Plusieurs caractéristiques permettent de décrire les attentes des collaborateurs en termes de management. D’abord, il est souhaité que le manager s’adapte à ses collaborateurs et non l’inverse. Pourtant, certains managers « à l’ancienne » considèrent qu’ils sont comme ils sont et que c'est aux collaborateurs de faire avec. Ainsi, il convient d’ajuster son management au niveau d’expérience, aux motivations, au mode de fonctionnement de ses collaborateurs. C’est d’ailleurs pourquoi les outils de connaissance de soi comme le DISC ou le MBTI se sont autant développés (voir encadré). En effet, ces outils permettent de comprendre comment on fonctionne et de mieux interagir avec les autres en adaptant sa communication.
En complément de ce management adaptatif, vient ensuite une attente en termes de confiance, entre le manager et les membres de son équipe, et de flexibilité. En cela le management hybride a révolutionné les manières de faire. La confiance est devenue incontournable, tout comme se rendre disponible et surtout s’intéresser à ses collaborateurs, à ce qu’ils vivent, à ce qu’ils souhaitent comme équilibre de vie professionnelle/personnelle. Si ces attentes ne sont pas considérées, ce sera une sanction immédiate, au travers d’une démission ou pire, car plus sournois, du désengagement ou de l’absentéisme. Or, un décalage s’opère parfois entre des demandes qui sont considérées comme originales pour une génération de managers qui avait tendance à faire passer son travail avant tout et qui sont juste indiscutables pour les nouvelles générations. Ainsi, toutes les aspirations en lien avec le temps de travail sont à considérer avec beaucoup d’attention : les demandes de congés sabbatiques pour faire le tour du monde, de congés en dehors des périodes scolaires tant que la contrainte des enfants n’existe pas, de temps partiel, de congé parental ou même de formation très spécifique pour préparer une reconversion…
Attention.
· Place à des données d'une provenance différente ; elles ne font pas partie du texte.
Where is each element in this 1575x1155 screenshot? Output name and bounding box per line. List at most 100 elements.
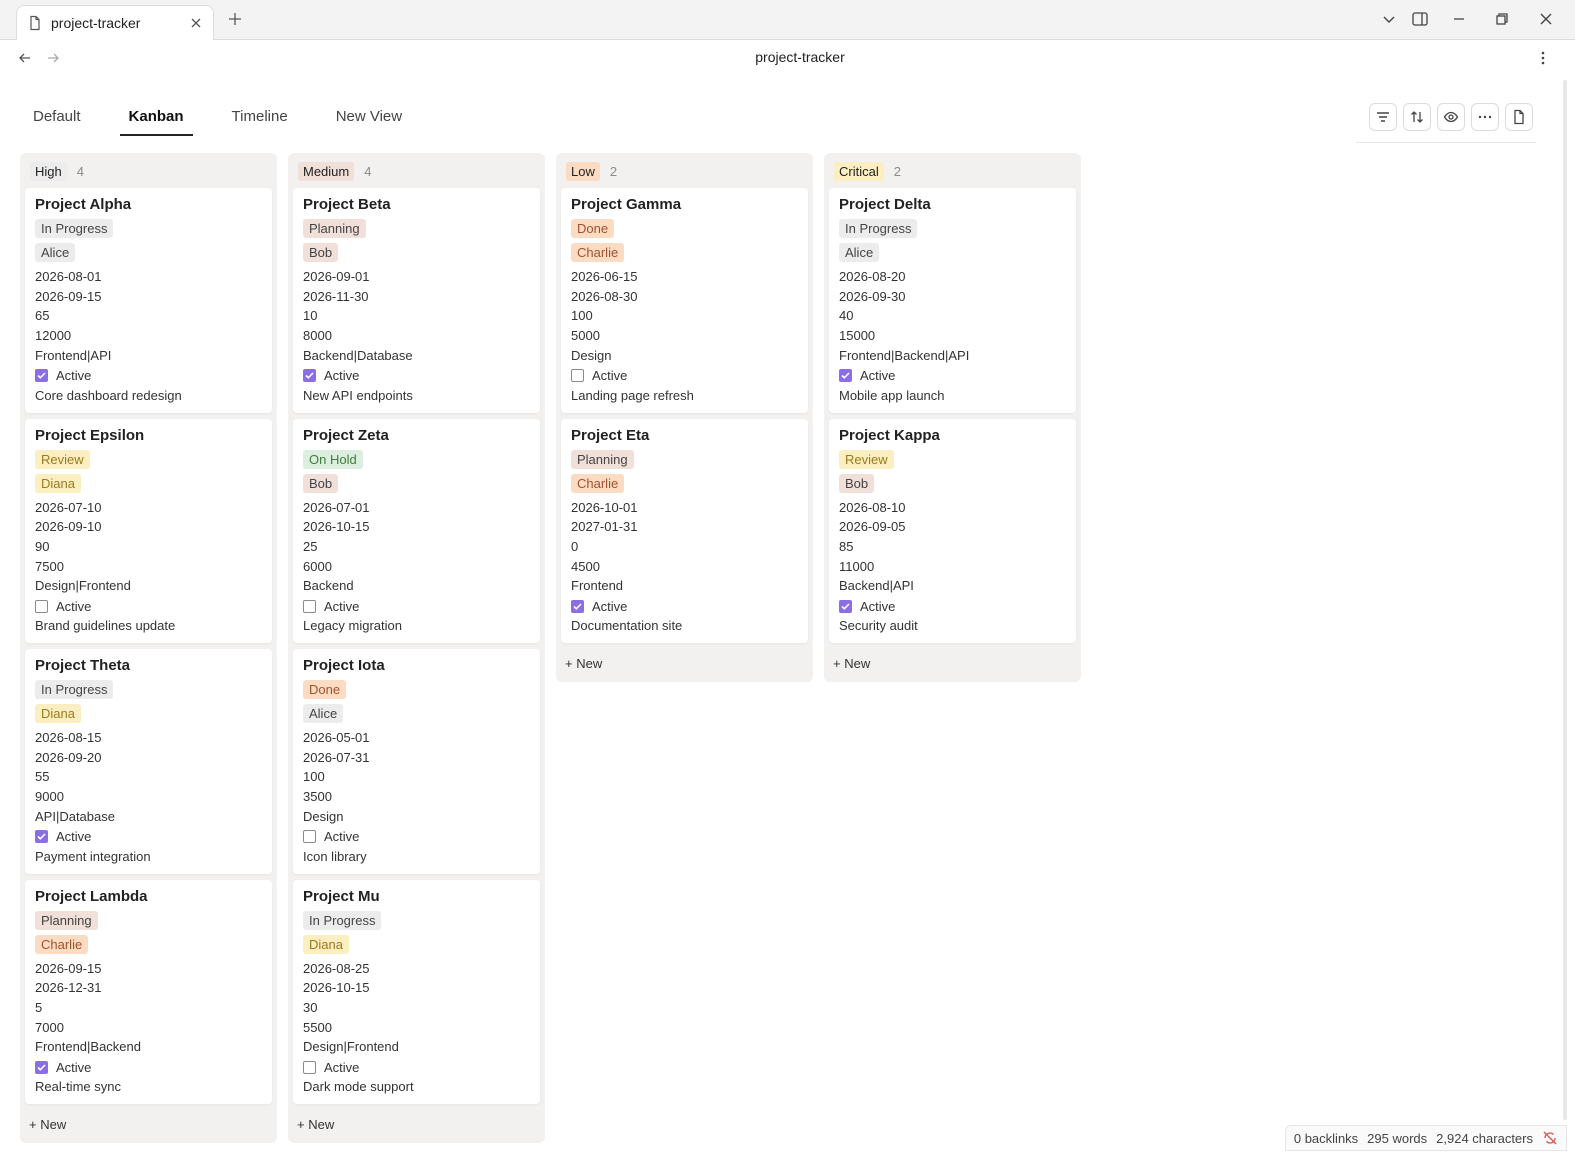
active-checkbox-row[interactable]: Active: [35, 1057, 262, 1077]
tab-default[interactable]: Default: [24, 100, 90, 136]
add-card-button[interactable]: + New: [293, 1110, 540, 1138]
checkbox-checked-icon[interactable]: [571, 599, 584, 613]
checkbox-unchecked-icon[interactable]: [303, 599, 316, 613]
filter-button[interactable]: [1369, 103, 1397, 131]
new-tab-icon[interactable]: [227, 11, 243, 27]
status-badge: Review: [839, 449, 894, 469]
document-tab[interactable]: project-tracker: [16, 5, 214, 40]
checkbox-checked-icon[interactable]: [35, 830, 48, 844]
column-label[interactable]: Low: [566, 161, 600, 181]
card-title: Project Zeta: [303, 426, 389, 444]
status-row: In Progress: [839, 219, 1066, 243]
sidebar-toggle-icon[interactable]: [1411, 10, 1429, 28]
status-row: Planning: [571, 449, 798, 474]
owner-badge: Alice: [303, 704, 344, 724]
field-budget: 12000: [35, 328, 72, 344]
more-button[interactable]: [1471, 103, 1499, 131]
scrollbar[interactable]: [1563, 80, 1567, 1120]
card-title: Project Eta: [571, 426, 650, 444]
owner-row: Alice: [35, 243, 262, 267]
kanban-card[interactable]: Project Iota Done Alice 2026-05-01 2026-07-3…: [293, 649, 540, 874]
sync-off-icon[interactable]: [1542, 1130, 1558, 1146]
status-badge: On Hold: [303, 449, 363, 469]
active-checkbox-row[interactable]: Active: [303, 596, 530, 616]
field-end: 2026-09-15: [35, 288, 102, 304]
field-tags: Frontend: [571, 578, 624, 594]
active-checkbox-row[interactable]: Active: [839, 366, 1066, 386]
close-window-icon[interactable]: [1537, 10, 1555, 28]
active-checkbox-row[interactable]: Active: [35, 596, 262, 616]
active-checkbox-row[interactable]: Active: [35, 366, 262, 386]
kanban-card[interactable]: Project Delta In Progress Alice 2026-08-20 2…: [829, 188, 1076, 413]
add-card-button[interactable]: + New: [561, 649, 808, 677]
status-row: Review: [839, 449, 1066, 474]
checkbox-checked-icon[interactable]: [839, 599, 852, 613]
status-row: In Progress: [35, 680, 262, 704]
checkbox-checked-icon[interactable]: [35, 369, 48, 383]
active-checkbox-row[interactable]: Active: [839, 596, 1066, 616]
document-icon: [1514, 109, 1524, 125]
column-label[interactable]: High: [30, 161, 67, 181]
checkbox-checked-icon[interactable]: [35, 1060, 48, 1074]
column-header: Medium 4: [298, 160, 540, 182]
field-start: 2026-07-10: [35, 499, 102, 515]
field-budget: 7000: [35, 1019, 64, 1035]
open-file-button[interactable]: [1505, 103, 1533, 131]
kanban-card[interactable]: Project Epsilon Review Diana 2026-07-10 2026…: [25, 418, 272, 644]
status-badge: In Progress: [839, 219, 918, 238]
add-card-button[interactable]: + New: [25, 1110, 272, 1138]
active-checkbox-row[interactable]: Active: [303, 827, 530, 847]
field-start: 2026-08-01: [35, 269, 102, 284]
checkbox-unchecked-icon[interactable]: [303, 1060, 316, 1074]
checkbox-unchecked-icon[interactable]: [571, 369, 584, 383]
add-card-button[interactable]: + New: [829, 649, 1076, 677]
field-start: 2026-05-01: [303, 730, 370, 746]
field-start: 2026-09-15: [35, 960, 102, 976]
active-checkbox-row[interactable]: Active: [35, 827, 262, 847]
restore-icon[interactable]: [1493, 10, 1511, 28]
chevron-down-icon[interactable]: [1380, 10, 1398, 28]
sort-button[interactable]: [1403, 103, 1431, 131]
minimize-icon[interactable]: [1450, 10, 1468, 28]
checkbox-checked-icon[interactable]: [303, 369, 316, 383]
field-budget: 11000: [839, 558, 875, 574]
nav-bar: project-tracker: [0, 40, 1575, 76]
field-start: 2026-08-15: [35, 730, 102, 746]
active-checkbox-row[interactable]: Active: [571, 596, 798, 616]
kanban-card[interactable]: Project Beta Planning Bob 2026-09-01 2026-11…: [293, 188, 540, 413]
owner-badge: Diana: [303, 934, 349, 954]
card-description: Payment integration: [35, 848, 151, 864]
kanban-card[interactable]: Project Alpha In Progress Alice 2026-08-01 2…: [25, 188, 272, 413]
kanban-card[interactable]: Project Gamma Done Charlie 2026-06-15 2026-0…: [561, 188, 808, 413]
column-label[interactable]: Critical: [834, 161, 884, 181]
active-checkbox-row[interactable]: Active: [303, 1057, 530, 1077]
kanban-card[interactable]: Project Theta In Progress Diana 2026-08-15 2…: [25, 649, 272, 874]
more-options-icon[interactable]: [1535, 50, 1551, 66]
status-badge: In Progress: [303, 910, 382, 930]
field-tags: Backend|Database: [303, 347, 413, 363]
checkbox-unchecked-icon[interactable]: [35, 599, 48, 613]
column-count: 2: [609, 163, 618, 179]
field-start: 2026-06-15: [571, 269, 638, 284]
kanban-card[interactable]: Project Lambda Planning Charlie 2026-09-15 2…: [25, 879, 272, 1105]
checkbox-unchecked-icon[interactable]: [303, 830, 316, 844]
tab-kanban[interactable]: Kanban: [119, 100, 193, 136]
field-end: 2026-09-10: [35, 519, 102, 535]
kanban-card[interactable]: Project Mu In Progress Diana 2026-08-25 2026…: [293, 879, 540, 1105]
sort-icon: [1411, 111, 1423, 123]
visibility-button[interactable]: [1437, 103, 1465, 131]
close-tab-icon[interactable]: [189, 16, 203, 30]
kanban-card[interactable]: Project Eta Planning Charlie 2026-10-01 2027…: [561, 418, 808, 644]
active-checkbox-row[interactable]: Active: [303, 366, 530, 386]
tab-timeline[interactable]: Timeline: [223, 100, 297, 136]
card-description: Mobile app launch: [839, 387, 945, 403]
kanban-card[interactable]: Project Kappa Review Bob 2026-08-10 2026-09-…: [829, 418, 1076, 644]
backlinks-count[interactable]: 0 backlinks: [1294, 1131, 1358, 1146]
active-checkbox-row[interactable]: Active: [571, 366, 798, 386]
status-badge: Planning: [35, 910, 98, 930]
column-label[interactable]: Medium: [298, 161, 355, 181]
field-start: 2026-08-20: [839, 269, 906, 284]
checkbox-checked-icon[interactable]: [839, 369, 852, 383]
tab-new-view[interactable]: New View: [327, 100, 411, 136]
kanban-card[interactable]: Project Zeta On Hold Bob 2026-07-01 2026-10-…: [293, 418, 540, 644]
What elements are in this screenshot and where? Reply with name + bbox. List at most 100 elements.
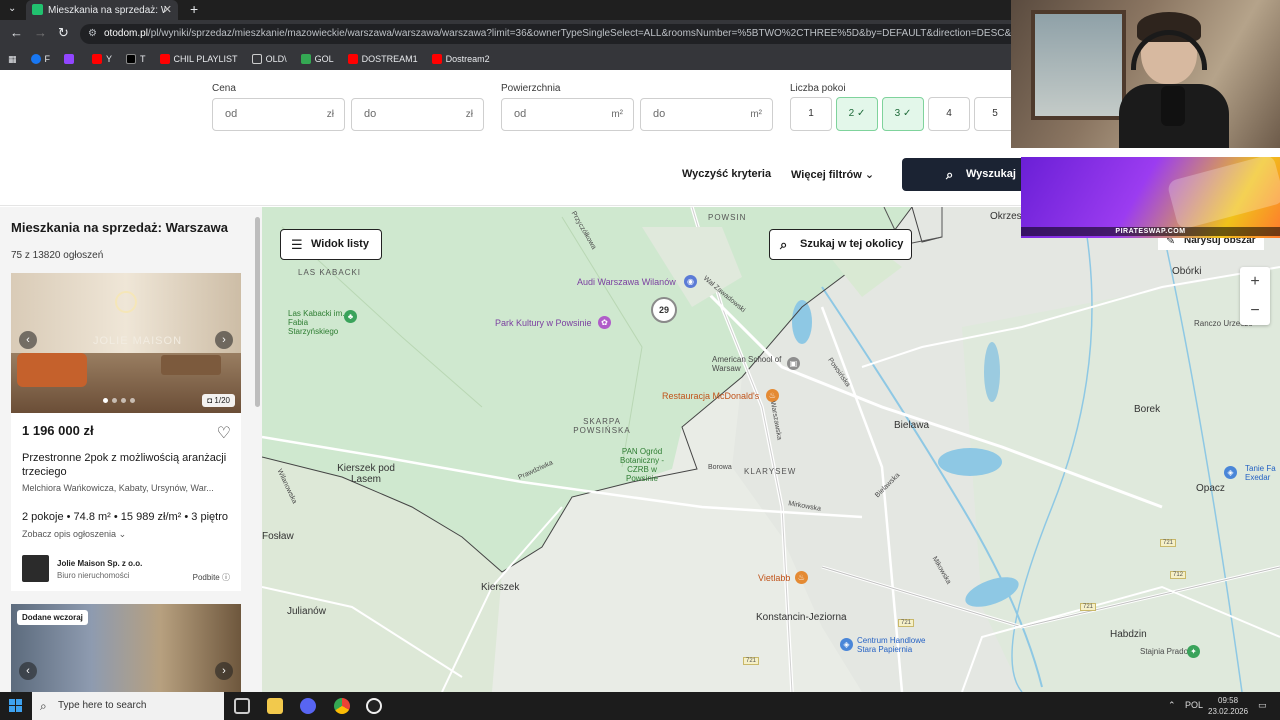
rooms-option-5[interactable]: 5 — [974, 97, 1016, 131]
listing-card[interactable]: Dodane wczoraj ‹ › — [11, 604, 241, 692]
car-dealer-pin-icon[interactable]: ◉ — [684, 275, 697, 288]
more-filters-button[interactable]: Więcej filtrów ⌄ — [791, 168, 874, 181]
rooms-option-2[interactable]: 2 ✓ — [836, 97, 878, 131]
apps-icon[interactable]: ▦ — [8, 54, 17, 65]
taskbar-search-input[interactable]: ⌕ Type here to search — [32, 692, 224, 720]
next-photo-icon[interactable]: › — [215, 662, 233, 680]
agency-logo — [22, 555, 49, 582]
agency-name: Jolie Maison Sp. z o.o. — [57, 559, 143, 568]
chrome-icon[interactable] — [334, 698, 350, 714]
bookmark-item[interactable]: CHIL PLAYLIST — [159, 54, 238, 64]
site-info-icon[interactable]: ⚙ — [88, 24, 97, 44]
photo-dots — [103, 398, 135, 403]
previous-photo-icon[interactable]: ‹ — [19, 331, 37, 349]
area-from-input[interactable]: od m² — [501, 98, 634, 131]
info-icon: ⓘ — [222, 573, 230, 582]
bookmark-item[interactable]: Y — [92, 54, 112, 64]
close-tab-icon[interactable]: ✕ — [163, 3, 172, 16]
map-label: Stajnia Prado — [1140, 647, 1189, 656]
listing-scrollbar[interactable] — [255, 217, 260, 407]
map-label: Kierszek pod Lasem — [337, 463, 395, 485]
shop-pin-icon[interactable]: ◈ — [1224, 466, 1237, 479]
clear-criteria-button[interactable]: Wyczyść kryteria — [682, 168, 771, 180]
discord-icon[interactable] — [300, 698, 316, 714]
notifications-icon[interactable]: ▭ — [1258, 700, 1267, 711]
tab-search-icon[interactable]: ⌄ — [8, 3, 16, 14]
folder-icon — [251, 54, 262, 64]
show-description-button[interactable]: Zobacz opis ogłoszenia ⌄ — [22, 529, 126, 540]
listings-cluster-marker[interactable]: 29 — [651, 297, 677, 323]
windows-start-icon[interactable] — [9, 699, 23, 713]
next-photo-icon[interactable]: › — [215, 331, 233, 349]
listing-title[interactable]: Przestronne 2pok z możliwością aranżacji… — [22, 451, 236, 479]
bookmark-item[interactable]: DOSTREAM1 — [347, 54, 418, 64]
previous-photo-icon[interactable]: ‹ — [19, 662, 37, 680]
tray-expand-icon[interactable]: ⌃ — [1168, 700, 1176, 711]
task-view-icon[interactable] — [234, 698, 250, 714]
listing-card[interactable]: JOLIE MAISON ‹ › ◘ 1/20 1 196 000 zł ♡ P… — [11, 273, 241, 591]
check-icon: ✓ — [856, 108, 866, 119]
bookmark-item[interactable] — [64, 54, 78, 64]
map-label: Borek — [1134, 404, 1161, 415]
check-icon: ✓ — [902, 108, 912, 119]
map-label: Okrzes — [990, 211, 1022, 222]
gol-icon — [300, 54, 311, 64]
url-host: otodom.pl — [104, 28, 148, 39]
listing-photo[interactable]: JOLIE MAISON ‹ › ◘ 1/20 — [11, 273, 241, 413]
road-number: 712 — [1170, 571, 1187, 579]
language-indicator[interactable]: POL — [1185, 700, 1203, 710]
twitch-icon — [64, 54, 75, 64]
ad-banner: PIRATESWAP.COM — [1021, 157, 1280, 238]
map-label: Obórki — [1172, 266, 1202, 277]
road-number: 721 — [1080, 603, 1097, 611]
map-label: LAS KABACKI — [298, 268, 362, 277]
map-label: KLARYSEW — [744, 467, 797, 476]
listing-price: 1 196 000 zł — [22, 423, 94, 438]
webcam-overlay — [1011, 0, 1280, 148]
obs-icon[interactable] — [366, 698, 382, 714]
stable-pin-icon[interactable]: ✦ — [1187, 645, 1200, 658]
bookmark-item[interactable]: Dostream2 — [431, 54, 490, 64]
browser-tab[interactable]: Mieszkania na sprzedaż: Warsz ✕ — [26, 0, 178, 20]
list-view-button[interactable]: ☰ Widok listy — [280, 229, 382, 260]
new-tab-icon[interactable]: + — [190, 1, 198, 17]
x-icon — [126, 54, 137, 64]
back-icon[interactable]: ← — [10, 25, 23, 40]
reload-icon[interactable]: ↻ — [58, 25, 69, 41]
shopping-pin-icon[interactable]: ◈ — [840, 638, 853, 651]
price-to-input[interactable]: do zł — [351, 98, 484, 131]
park-pin-icon[interactable]: ✿ — [598, 316, 611, 329]
zoom-out-icon[interactable]: − — [1240, 296, 1270, 325]
park-pin-icon[interactable]: ♣ — [344, 310, 357, 323]
file-explorer-icon[interactable] — [267, 698, 283, 714]
map-label: Fosław — [262, 531, 294, 542]
map-label: SKARPA POWSIŃSKA — [573, 417, 631, 435]
search-area-button[interactable]: ⌕ Szukaj w tej okolicy — [769, 229, 912, 260]
map-label: Centrum Handlowe Stara Papiernia — [857, 636, 926, 654]
rooms-option-1[interactable]: 1 — [790, 97, 832, 131]
forward-icon[interactable]: → — [34, 25, 47, 40]
rooms-option-4[interactable]: 4 — [928, 97, 970, 131]
zoom-in-icon[interactable]: + — [1240, 267, 1270, 296]
school-pin-icon[interactable]: ▣ — [787, 357, 800, 370]
price-from-input[interactable]: od zł — [212, 98, 345, 131]
search-button[interactable]: ⌕ Wyszukaj — [902, 158, 1032, 191]
map-label: Park Kultury w Powsinie — [495, 318, 592, 328]
road-number: 721 — [743, 657, 760, 665]
bookmark-item[interactable]: T — [126, 54, 146, 64]
url-field[interactable]: ⚙ otodom.pl/pl/wyniki/sprzedaz/mieszkani… — [80, 24, 1080, 44]
area-label: Powierzchnia — [501, 83, 561, 94]
bookmark-item[interactable]: F — [30, 54, 50, 64]
map-label: Bielawa — [894, 420, 930, 431]
favorite-heart-icon[interactable]: ♡ — [217, 423, 231, 443]
area-to-input[interactable]: do m² — [640, 98, 773, 131]
bookmark-item[interactable]: OLD\ — [251, 54, 287, 64]
restaurant-pin-icon[interactable]: ♨ — [795, 571, 808, 584]
search-icon: ⌕ — [780, 237, 788, 252]
map-view[interactable]: POWSIN LAS KABACKI Las Kabacki im. Fabia… — [262, 207, 1280, 692]
taskbar-clock[interactable]: 09:58 23.02.2026 — [1208, 695, 1248, 717]
bookmark-item[interactable]: GOL — [300, 54, 334, 64]
lamp-decoration — [115, 291, 137, 313]
listing-params: 2 pokoje • 74.8 m² • 15 989 zł/m² • 3 pi… — [22, 511, 228, 523]
rooms-option-3[interactable]: 3 ✓ — [882, 97, 924, 131]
Ces demandes d’aménagement du temps de travail, perturbantes pour des managers sur-engagés, ne traduisent pourtant pas systématiquement un désintérêt pour son travail. En effet, cela correspond plutôt à un mode de vie de jeunes qui, rappelons-le, ont vu leurs parents surinvestis sans que l’entreprise ne valorise, par la suite, cet engagement. Ainsi, cette nouvelle façon d’appréhender les choses est probablement une nouvelle voie vers une vie plus équilibrée. En effet, ils seront peut-être davantage protégés des conséquences possibles d’un sur-engagement au travail : sur-stress, comportements rigides et manque d’adaptabilité, burn-out, décompensation au moment de la retraite, etc. Considérer que les jeunes générations ne veulent pas travailler serait un préjugé qui témoigne d’un manque d’ouverture et d’empathie. Or, comme tout préjugé, il peut nuire à la relation managériale voire plus globalement à la relation professionnelle.
De plus, pour aller au-delà de la confiance, le manager « moderne » est un manager qui responsabilise. Il identifie un potentiel et confie des responsabilités en mettant en situation.
Qui dit manager « moderne » dit leader qui embarque avec un vrai projet qui donne du sens au fait de se lever tous les matins. Il sait articuler le collectif et l’individuel. Il célèbre les succès et remercie de différentes façons y compris par sms ou au travers d’applications de feedback suivant la culture de l’entreprise. Il ne fait pas que relayer la stratégie mais il la porte en embarquant véritablement. Il répond en permanence à la préoccupation de l’utilité (y compris sociale, ce fameux « social calling ») car le temps est révolu d’avoir dans ses équipes des collaborateurs qui exécutent les demandes de leur management sans trop se poser de questions. Ils challengent tout : la stratégie, l’intérêt d’une tâche pour l’entreprise ou pour son développement de carrière ou encore le tempo des changements.
Quelques mots sur le DISC
Le DISC est basé sur les recherches du psychologue W.M. Marston, il permet de prendre conscience de son principal style (souvent des 2 principaux) parmi 4 que sont Dominance (rouge), Influence (jaune), Stabilité (vert) et Conformité (bleu). Plus conscient de son mode de fonctionnement et en capacité de repérer les préférences comportementales de ses collaborateurs et collègues, cet outil permet au manager d’ajuster sa communication en fonction de ses interlocuteurs.